Yesterday, close to midnight, as I was walking up the hill towards E's house, alone in the cold, I found myself stopping a few times just to remember. To etch this night into my memories of having lived in Japan.
I was surrounded by the perfect picture of surburban sereneness- most of the homes were lit from inside, their inhabitants preparing to go to bed and the streets were dead quiet. The sky was a beautiful midnight blue, speckled with stars and lit by the the full moon wrapped in a hazy glow. The late autumn air was fresh and sobering. and as I stood there in my downjacket and boots, I found myself tearing.
"I won't be here the next autumn," I thought to myself, almost sadly.
65 days left in this sprawling metropolis, and I remove my rose-tinted lens and start making mental note of this crazy city I've grown accustomed to.
I was on my way to the Starbucks near the Shinjuku South exit when I was approached by a dignified-looking businessman in a well-cut suit who must have been in his early 40s. He murmured something to me, I was caught by surprise. I turned to him and told him I wasn't local in Japanese.
"No Japanese? Can you speak English?" He asked in his language.
"I speak English." I said, trying to fend him off.
"Are you waiting for someone?" he switched effortlessly to English.
"No, I'm not waiting for anyone." hoping he hadn't mistaken me for a streetwalker.
"Do you have some time?" he asked, almost earnestly, and I knew what he wanted.
"I'm going to the bank."
"What bank?" he persisted.
"Citibank? Hmm... I don't know where."
"Don't worry about it." I was becoming testy.
"After you go to the bank," and he paused, "do you have time for coffee?"
"No..." I smiled reluctantly.
"Oh... Okay, thank you." And with that, he walked away casually.
The thing about these salarymen is, they all dress, look and behave the same in public- you couldn't tell one from another. Yet you scratch the surface and begin to see varying layers of moral complexity and peculiarity, their true selves hidden from society under a blanket of uniformity. How many women would he approach today, I wonder, and would anyone actually agree. What did his boss think he was doing, does he have a family, or any friends? It was beyond me.
And as I walked home from the station, I am suddenly aware of the huge neon billboards that keeps the city alive at all hours of the day. Add that to the incessant cacophony of the salespeople standing at their storefront with a microphone delivering their high-pitched rehearsed speech, the entire neighbourhood is an assault on my senses. Over the last year, I have learnt to shut out the lights and the noise, my only focus was on getting home where I could retreat to the quiet privacy of my room.

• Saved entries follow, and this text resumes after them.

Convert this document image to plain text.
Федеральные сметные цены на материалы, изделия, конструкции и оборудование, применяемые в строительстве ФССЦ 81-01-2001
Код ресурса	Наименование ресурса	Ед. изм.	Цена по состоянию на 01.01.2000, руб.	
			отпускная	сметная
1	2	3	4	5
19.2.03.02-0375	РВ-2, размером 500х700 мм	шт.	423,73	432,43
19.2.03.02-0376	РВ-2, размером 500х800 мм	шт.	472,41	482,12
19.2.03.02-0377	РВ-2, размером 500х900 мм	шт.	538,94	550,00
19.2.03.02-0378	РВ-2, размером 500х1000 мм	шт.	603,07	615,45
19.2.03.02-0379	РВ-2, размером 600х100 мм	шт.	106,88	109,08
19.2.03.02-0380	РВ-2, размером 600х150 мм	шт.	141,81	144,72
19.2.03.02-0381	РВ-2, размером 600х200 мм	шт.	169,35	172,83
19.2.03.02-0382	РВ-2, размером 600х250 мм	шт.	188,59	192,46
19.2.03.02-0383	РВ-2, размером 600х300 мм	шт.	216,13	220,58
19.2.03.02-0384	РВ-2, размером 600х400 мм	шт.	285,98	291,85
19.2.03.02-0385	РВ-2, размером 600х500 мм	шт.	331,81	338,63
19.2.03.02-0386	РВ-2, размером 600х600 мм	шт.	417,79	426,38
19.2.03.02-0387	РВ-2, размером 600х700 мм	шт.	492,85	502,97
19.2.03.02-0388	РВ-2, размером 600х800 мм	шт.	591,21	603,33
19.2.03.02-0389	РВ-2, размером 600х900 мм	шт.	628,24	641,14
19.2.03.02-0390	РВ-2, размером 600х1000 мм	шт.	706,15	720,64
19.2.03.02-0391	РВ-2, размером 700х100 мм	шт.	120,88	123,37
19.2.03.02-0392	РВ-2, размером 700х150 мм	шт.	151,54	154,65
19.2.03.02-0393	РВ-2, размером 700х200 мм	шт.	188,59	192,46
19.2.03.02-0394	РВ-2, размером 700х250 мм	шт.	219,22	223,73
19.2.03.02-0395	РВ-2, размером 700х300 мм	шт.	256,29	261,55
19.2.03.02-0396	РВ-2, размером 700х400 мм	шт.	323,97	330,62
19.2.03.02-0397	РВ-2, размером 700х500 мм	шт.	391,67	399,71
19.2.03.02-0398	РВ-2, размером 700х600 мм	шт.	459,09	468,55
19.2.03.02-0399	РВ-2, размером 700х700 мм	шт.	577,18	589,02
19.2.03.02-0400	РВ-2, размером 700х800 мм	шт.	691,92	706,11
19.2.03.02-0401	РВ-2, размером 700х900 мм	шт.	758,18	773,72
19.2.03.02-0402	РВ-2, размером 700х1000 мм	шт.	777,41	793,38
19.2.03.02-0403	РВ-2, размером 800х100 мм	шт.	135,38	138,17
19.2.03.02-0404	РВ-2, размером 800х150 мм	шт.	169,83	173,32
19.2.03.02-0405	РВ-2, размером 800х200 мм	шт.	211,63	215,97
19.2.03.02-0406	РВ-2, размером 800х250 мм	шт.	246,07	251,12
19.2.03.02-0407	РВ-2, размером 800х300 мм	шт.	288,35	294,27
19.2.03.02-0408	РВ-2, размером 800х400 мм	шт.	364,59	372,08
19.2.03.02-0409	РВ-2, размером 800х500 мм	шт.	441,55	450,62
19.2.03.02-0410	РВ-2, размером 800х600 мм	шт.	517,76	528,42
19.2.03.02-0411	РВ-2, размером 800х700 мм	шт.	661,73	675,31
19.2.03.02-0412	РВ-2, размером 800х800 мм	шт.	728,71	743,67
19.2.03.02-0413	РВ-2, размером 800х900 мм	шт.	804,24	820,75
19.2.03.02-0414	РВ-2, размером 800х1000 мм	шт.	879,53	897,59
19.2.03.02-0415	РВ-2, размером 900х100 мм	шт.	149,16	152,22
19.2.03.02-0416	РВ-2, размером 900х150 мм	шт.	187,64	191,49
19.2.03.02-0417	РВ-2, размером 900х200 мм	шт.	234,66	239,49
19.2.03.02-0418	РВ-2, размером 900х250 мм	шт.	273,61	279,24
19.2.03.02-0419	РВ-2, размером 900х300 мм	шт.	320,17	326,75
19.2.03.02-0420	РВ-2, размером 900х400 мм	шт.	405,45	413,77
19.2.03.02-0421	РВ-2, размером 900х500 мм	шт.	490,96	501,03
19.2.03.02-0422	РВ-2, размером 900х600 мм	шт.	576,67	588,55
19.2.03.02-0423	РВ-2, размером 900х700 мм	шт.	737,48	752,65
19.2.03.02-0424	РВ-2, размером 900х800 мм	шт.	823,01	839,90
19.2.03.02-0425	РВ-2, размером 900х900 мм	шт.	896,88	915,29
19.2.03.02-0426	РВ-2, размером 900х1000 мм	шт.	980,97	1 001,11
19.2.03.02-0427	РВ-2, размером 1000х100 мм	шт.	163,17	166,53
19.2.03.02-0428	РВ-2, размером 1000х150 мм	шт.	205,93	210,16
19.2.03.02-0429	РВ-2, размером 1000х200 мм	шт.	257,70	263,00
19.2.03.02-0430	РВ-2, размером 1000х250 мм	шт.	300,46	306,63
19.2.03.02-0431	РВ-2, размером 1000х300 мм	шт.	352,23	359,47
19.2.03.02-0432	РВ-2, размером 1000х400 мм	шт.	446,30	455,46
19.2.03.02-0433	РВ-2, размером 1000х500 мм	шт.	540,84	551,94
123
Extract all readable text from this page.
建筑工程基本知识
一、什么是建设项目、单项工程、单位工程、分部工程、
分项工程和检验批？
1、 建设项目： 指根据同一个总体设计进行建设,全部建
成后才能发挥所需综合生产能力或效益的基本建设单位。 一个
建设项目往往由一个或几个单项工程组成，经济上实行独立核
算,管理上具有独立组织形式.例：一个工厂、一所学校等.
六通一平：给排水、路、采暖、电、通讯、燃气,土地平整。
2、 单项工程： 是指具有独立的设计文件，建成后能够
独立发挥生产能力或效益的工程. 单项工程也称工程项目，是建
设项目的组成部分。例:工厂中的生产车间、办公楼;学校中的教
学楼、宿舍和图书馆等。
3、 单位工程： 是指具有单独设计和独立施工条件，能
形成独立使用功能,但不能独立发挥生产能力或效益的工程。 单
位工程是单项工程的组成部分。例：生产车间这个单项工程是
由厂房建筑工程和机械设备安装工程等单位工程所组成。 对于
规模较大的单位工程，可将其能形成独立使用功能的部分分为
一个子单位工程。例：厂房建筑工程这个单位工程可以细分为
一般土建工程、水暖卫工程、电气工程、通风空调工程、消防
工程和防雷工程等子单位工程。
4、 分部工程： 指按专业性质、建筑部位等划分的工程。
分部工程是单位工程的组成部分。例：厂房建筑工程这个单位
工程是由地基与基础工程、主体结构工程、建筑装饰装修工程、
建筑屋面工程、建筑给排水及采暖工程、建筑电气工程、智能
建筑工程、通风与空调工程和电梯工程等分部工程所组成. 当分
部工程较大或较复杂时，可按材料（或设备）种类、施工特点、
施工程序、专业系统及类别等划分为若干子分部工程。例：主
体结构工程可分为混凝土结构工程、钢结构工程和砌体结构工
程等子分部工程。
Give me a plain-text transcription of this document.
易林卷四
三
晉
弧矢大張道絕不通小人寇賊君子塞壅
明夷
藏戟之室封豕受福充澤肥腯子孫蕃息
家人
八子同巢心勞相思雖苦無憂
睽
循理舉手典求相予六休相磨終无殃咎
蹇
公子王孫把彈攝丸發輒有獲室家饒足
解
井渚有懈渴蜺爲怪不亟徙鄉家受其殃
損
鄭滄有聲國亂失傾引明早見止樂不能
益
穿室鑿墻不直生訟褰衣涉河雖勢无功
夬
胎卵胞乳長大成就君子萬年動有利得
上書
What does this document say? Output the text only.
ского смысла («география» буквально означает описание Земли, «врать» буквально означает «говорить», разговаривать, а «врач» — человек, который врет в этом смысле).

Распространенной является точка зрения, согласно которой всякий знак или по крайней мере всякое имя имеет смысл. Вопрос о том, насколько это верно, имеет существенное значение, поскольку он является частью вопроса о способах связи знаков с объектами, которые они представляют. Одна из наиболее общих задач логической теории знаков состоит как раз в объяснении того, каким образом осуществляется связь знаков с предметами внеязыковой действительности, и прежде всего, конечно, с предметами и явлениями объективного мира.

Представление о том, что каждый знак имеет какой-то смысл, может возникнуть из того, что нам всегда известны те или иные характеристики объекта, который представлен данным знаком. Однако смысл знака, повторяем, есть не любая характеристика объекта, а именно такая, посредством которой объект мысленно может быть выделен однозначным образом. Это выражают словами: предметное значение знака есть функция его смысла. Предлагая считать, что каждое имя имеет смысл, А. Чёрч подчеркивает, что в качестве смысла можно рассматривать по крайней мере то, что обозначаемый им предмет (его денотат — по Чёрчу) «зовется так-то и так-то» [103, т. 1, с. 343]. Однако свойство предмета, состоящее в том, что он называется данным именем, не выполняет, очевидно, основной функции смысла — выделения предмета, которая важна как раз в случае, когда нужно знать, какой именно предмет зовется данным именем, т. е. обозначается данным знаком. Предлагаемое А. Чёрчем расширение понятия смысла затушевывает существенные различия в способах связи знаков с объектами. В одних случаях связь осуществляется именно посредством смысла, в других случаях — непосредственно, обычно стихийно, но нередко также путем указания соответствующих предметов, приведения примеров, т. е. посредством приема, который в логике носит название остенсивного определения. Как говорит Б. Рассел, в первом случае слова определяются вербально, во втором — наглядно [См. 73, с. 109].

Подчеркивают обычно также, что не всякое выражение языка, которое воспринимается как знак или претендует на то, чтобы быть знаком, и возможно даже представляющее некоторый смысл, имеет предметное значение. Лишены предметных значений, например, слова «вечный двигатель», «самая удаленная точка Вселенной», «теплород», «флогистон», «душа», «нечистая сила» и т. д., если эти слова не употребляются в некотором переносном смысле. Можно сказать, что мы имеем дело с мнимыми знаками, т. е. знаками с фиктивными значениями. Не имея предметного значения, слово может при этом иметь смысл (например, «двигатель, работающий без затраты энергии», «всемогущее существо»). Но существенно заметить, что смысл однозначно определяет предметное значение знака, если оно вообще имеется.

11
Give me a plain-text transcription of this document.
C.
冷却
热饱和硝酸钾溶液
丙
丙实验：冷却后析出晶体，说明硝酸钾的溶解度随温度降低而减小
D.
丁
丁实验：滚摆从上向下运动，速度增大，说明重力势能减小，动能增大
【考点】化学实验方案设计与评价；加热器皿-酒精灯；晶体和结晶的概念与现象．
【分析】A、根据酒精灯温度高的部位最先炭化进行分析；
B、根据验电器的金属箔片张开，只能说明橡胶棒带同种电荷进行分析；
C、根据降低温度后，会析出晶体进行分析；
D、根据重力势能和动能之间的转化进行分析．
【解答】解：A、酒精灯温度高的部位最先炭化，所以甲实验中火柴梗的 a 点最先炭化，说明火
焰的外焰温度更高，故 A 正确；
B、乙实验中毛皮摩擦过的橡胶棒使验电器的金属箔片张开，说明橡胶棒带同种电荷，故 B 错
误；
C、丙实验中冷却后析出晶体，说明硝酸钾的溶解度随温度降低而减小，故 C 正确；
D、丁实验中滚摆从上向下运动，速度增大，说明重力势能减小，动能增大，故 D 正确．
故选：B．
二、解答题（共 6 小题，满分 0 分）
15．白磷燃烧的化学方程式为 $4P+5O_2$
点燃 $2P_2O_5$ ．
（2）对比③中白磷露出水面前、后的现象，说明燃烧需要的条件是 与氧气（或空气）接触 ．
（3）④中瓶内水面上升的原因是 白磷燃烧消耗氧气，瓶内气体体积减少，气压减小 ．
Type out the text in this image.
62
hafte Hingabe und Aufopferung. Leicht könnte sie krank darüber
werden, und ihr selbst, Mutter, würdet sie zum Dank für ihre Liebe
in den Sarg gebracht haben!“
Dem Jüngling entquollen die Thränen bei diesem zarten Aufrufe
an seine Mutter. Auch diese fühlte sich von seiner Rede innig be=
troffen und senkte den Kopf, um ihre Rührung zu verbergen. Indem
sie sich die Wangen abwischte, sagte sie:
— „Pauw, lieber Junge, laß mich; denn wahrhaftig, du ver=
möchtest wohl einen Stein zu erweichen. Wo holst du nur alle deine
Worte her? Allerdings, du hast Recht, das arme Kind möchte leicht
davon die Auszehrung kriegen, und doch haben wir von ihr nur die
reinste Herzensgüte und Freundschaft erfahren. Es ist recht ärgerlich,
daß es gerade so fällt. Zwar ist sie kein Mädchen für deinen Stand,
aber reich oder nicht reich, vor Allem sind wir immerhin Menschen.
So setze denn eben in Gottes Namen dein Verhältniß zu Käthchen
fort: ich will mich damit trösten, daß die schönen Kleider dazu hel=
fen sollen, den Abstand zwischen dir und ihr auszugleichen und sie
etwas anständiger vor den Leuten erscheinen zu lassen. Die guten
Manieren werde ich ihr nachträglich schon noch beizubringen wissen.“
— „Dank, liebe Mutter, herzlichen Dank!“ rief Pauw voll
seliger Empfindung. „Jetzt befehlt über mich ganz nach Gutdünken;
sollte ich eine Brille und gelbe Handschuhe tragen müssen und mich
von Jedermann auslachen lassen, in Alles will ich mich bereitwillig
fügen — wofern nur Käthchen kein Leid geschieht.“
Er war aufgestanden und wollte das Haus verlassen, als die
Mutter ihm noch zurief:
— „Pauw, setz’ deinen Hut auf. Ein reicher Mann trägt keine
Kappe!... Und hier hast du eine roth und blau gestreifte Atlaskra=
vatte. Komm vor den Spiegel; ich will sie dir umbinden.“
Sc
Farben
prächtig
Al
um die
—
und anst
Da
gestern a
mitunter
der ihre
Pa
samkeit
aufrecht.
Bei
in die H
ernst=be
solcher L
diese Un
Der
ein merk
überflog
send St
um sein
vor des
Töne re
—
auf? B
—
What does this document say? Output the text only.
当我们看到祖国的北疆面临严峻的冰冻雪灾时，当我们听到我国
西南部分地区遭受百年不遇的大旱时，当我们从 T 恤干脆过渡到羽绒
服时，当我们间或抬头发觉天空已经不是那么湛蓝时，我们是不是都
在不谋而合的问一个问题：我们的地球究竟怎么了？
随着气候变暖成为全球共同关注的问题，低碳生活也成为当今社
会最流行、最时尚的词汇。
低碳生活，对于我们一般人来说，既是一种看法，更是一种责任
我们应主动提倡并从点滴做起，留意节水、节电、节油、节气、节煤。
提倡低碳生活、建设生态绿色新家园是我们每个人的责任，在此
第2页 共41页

Later, on the train to E's, the Keihin-Tohoku line is packed with late-night commuters, many of whom are drunk, and you can tell by their flush faces and slurred speech. The Japanese would not tolerate people talking on their mobile phones on the train, they call it a public nuisance. But yet it is okay to have half a dozen drunkards in every cabin, unable to stand upright and reeking of alcohol. Or to have men who read their erotic magazines on the trains, the pages of their telephone-book-thick publications filled with unsavoury pictures of naked/semi-naked women, their privates mosaiced. I don't get it.
Don't get me wrong, I love Japan. But it is very different coming here on a vacation and actually working and living here, and I am glad for my experience here, which has certainly opened my eyes to another world.